Sarfraz Ahmad, the genial Pakistan captain, stops by to return your greetings. Sri Lankans amble past the motley crew of mediapersons for a net session on a balmy evening while a few steps away — under the lights at the ICC academy ground — ‘Fizz’ (Mustafizur Rahman) comes in hard at one of their batsmen in a practice game.
A visit to the ICC academy these days brings you up close with the cream of the cricketing talent from Asia — the continent which provides the sport with the majority of its raucous fans. The constellation of stars will only increase come Friday, when Rohit Sharma & co are expected to start their practice sessions in pursuit of laying their hands on the Asia Cup trophy.
The ambience is a far cry from the madness that one associates if the tournament had been held in a country like India or Pakistan — and that’s one reason sportspersons often love it here. All that is, however, going to change once the action begins on Saturday and the anticipation reaches the fever pitch for the India-Pakistan clash on September 19.
It’s common knowledge that the Asia Cup has had a chequered history since its beginning in 1984, but one cannot help but feel it’s been a great idea wasted. While the unstable political relationship with the two neighbours had been often a stumbling block for the tournament to reach it’s potential, the choc-a-bloc international calendar these days has also played it’s part to make this tournament feel like an unwanted guest.
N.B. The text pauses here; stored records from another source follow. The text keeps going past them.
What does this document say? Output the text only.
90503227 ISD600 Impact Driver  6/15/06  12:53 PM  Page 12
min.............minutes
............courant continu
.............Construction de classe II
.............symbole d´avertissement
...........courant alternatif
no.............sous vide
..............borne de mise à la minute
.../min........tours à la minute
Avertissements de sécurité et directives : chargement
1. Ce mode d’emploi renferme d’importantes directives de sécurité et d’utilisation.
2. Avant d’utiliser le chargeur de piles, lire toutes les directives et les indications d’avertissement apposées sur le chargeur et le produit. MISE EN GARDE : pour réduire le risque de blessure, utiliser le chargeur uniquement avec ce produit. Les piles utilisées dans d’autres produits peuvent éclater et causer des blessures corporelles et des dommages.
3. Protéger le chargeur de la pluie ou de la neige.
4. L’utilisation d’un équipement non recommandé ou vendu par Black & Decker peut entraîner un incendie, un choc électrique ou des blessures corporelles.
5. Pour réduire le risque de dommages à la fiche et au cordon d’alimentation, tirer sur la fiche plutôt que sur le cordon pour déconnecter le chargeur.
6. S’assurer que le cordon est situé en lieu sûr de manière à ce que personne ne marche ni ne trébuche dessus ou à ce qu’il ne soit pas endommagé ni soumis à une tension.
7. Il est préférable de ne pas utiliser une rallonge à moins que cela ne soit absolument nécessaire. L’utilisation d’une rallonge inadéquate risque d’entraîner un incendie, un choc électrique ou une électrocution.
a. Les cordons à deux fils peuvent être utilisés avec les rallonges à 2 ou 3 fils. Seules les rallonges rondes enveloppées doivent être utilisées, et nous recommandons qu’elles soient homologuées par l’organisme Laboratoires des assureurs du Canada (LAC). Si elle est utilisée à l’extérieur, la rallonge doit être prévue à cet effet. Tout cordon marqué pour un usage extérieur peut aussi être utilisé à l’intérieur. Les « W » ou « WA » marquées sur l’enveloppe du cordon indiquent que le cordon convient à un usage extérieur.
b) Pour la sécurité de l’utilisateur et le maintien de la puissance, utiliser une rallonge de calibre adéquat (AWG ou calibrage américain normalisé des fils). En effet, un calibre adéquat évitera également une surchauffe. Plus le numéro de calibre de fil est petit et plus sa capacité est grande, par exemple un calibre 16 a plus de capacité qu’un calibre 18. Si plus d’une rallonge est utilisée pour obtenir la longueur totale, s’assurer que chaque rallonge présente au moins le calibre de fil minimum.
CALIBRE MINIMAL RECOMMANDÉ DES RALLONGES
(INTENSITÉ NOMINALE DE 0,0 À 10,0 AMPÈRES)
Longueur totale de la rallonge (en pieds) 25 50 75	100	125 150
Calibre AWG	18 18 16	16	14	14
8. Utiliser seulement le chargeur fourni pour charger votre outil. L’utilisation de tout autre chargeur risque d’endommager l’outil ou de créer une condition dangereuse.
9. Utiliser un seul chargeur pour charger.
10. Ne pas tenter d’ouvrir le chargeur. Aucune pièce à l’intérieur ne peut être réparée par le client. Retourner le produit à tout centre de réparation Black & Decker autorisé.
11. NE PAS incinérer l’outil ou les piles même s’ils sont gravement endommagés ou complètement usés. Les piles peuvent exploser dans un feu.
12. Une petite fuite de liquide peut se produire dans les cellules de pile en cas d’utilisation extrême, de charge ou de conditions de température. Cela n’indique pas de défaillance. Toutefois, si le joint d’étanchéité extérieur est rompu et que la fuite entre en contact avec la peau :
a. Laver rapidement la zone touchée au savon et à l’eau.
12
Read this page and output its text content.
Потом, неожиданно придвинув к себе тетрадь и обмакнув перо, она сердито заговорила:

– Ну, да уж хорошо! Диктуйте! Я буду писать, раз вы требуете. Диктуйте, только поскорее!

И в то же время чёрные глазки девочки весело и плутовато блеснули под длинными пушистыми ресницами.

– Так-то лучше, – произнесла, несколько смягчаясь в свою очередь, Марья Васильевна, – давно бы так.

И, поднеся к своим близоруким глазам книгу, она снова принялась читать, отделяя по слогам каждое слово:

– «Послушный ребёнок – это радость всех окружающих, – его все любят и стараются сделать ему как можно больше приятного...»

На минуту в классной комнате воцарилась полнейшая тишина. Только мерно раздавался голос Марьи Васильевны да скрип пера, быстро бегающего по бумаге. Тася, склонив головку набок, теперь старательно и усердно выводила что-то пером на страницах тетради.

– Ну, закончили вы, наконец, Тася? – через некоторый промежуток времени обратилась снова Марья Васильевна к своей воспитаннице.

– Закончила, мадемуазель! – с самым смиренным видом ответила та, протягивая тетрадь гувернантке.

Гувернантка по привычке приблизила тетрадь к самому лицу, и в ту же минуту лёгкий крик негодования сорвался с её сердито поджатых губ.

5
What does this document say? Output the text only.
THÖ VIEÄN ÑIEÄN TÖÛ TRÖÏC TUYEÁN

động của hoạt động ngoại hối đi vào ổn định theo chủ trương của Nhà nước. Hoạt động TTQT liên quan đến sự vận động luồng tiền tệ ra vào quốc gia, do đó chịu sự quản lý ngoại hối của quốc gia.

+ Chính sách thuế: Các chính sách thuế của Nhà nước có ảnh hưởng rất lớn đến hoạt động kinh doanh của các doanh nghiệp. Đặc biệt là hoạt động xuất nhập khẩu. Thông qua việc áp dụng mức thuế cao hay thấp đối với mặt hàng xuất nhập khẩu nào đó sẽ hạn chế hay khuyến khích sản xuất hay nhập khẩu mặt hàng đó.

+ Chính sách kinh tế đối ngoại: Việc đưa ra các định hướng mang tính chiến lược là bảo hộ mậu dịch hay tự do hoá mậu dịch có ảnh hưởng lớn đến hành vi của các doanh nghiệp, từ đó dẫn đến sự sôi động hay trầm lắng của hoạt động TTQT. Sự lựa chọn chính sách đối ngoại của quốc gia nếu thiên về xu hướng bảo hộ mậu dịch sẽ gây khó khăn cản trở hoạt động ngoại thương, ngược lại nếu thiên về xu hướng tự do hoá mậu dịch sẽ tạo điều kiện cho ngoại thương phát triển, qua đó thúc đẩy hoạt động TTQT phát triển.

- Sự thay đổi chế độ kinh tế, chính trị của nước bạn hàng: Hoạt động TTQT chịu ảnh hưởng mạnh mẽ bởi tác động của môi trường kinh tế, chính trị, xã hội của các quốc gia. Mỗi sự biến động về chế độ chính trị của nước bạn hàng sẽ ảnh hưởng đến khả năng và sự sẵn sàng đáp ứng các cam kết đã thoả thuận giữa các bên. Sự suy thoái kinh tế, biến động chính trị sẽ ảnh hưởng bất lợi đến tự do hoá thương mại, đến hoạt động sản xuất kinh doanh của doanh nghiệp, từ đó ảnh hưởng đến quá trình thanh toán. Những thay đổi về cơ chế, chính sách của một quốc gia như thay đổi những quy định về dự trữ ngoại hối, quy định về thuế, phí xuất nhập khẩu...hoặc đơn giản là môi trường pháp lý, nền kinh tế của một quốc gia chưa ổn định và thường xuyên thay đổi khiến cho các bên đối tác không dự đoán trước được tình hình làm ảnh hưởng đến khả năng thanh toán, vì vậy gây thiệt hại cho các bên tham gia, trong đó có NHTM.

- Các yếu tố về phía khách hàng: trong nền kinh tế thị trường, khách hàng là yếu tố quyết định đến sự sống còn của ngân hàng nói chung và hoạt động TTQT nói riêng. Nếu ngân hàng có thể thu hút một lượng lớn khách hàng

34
Just ponder this, the innumerable ODIs that teams such as India and Sri Lanka often play against each other make for such meaningless exercises (remember the series late last year before India’s tour of South Africa?). A fixture like this suddenly acquires more relevance if it’s in a tournament like the Asia Cup — and this is what the decision makers of the game need to think about.
While India, Pakistan and Sri Lanka remain the powerhouses in the region, the growth of Bangladesh in the shorter formats and emergence of Afghanistan as the surprise package can actually the benefit the Asia Cup to thrive in future. Past experience tells you that there could always be a question mark over India-Pakistan contests — apart from the ICC events — and this is where the UAE can step as the neutral venue like in this edition.
From its tentative steps with Sharjah in the Eighties, the UAE has come a long way for an associate country to establish its credentials as capable hosts of big-ticket cricket events. If it had been acting as Pakistan’s second home since 2009, the country has won the confidence of the Indian cricket board with its successful hosting of the first leg of Indian Premier League in 2014.
As a country with an overwhelming expat population from the playing nations of the Asia Cup, the UAE has the capacity to fill up the stadiums for a tournament of this duration. If the powers that be can press for a window for this tournament even at the expense of some of the pointless bilateral series as I mentioned earlier, the event may still thrive on a regular basis.